The Phantom felt a thrill of expectancy at the thought that at last he was to come face to face with the Duke’s chief agent. Then he began to look about him. From where he sat, all that was to be seen through the window was the murky wall of a factory building. The room was small, and the only furniture was a table and three chairs. In vain he looked for something that might suggest a way of escape.
He turned quickly as a step sounded outside the door. It came open, and for several moments he stared at the man who entered. Then he laughed, a short, unnatural laugh that sounded hollow even to himself. The man who stood before him was Doctor Tyson Bimble.
He would never have guessed that the anthropologist was the man through whom the Duke directed his criminal enterprises from his cell in prison, but on second thought the discovery was not so surprising.
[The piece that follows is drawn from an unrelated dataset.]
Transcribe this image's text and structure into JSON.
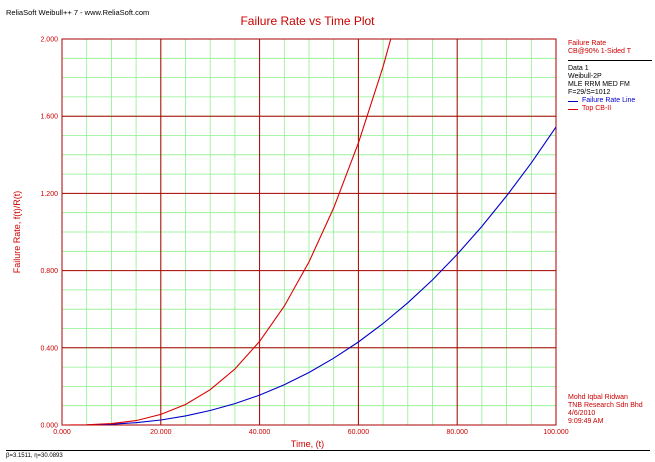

Since their first meeting he had suspected that anthropology was not Bimble’s sole interest in life. He had felt that it was merely a cloak for other activities, though it had not occurred to him what these might be.
“You are pale,” observed Bimble, looking at him through his thick lenses; “but I sha’n’t trouble to feel your pulse this morning. I have no doubt it’s normal.”
The doctor, with his stiltlike legs and top-heavy head, seemed as ludicrous as ever, and his face wore the same beatific smile that had greeted the Phantom when they first met, but his eyes were a trifle stern, and there was an unfamiliar briskness about his movements.
The Phantom swallowed his emotions and braced his mind for a duel of wits with the doctor. Many a time in the past he had outmaneuvered men as crafty as his present adversary. For the present he tried not to think of Helen, for he would need a clear mind and steady nerves if he was to help her.
“Have you made any new scientific discoveries since I saw you last, doctor?” he inquired chattily.
Bimble’s eyes twinkled. “No; but I dare say you have.”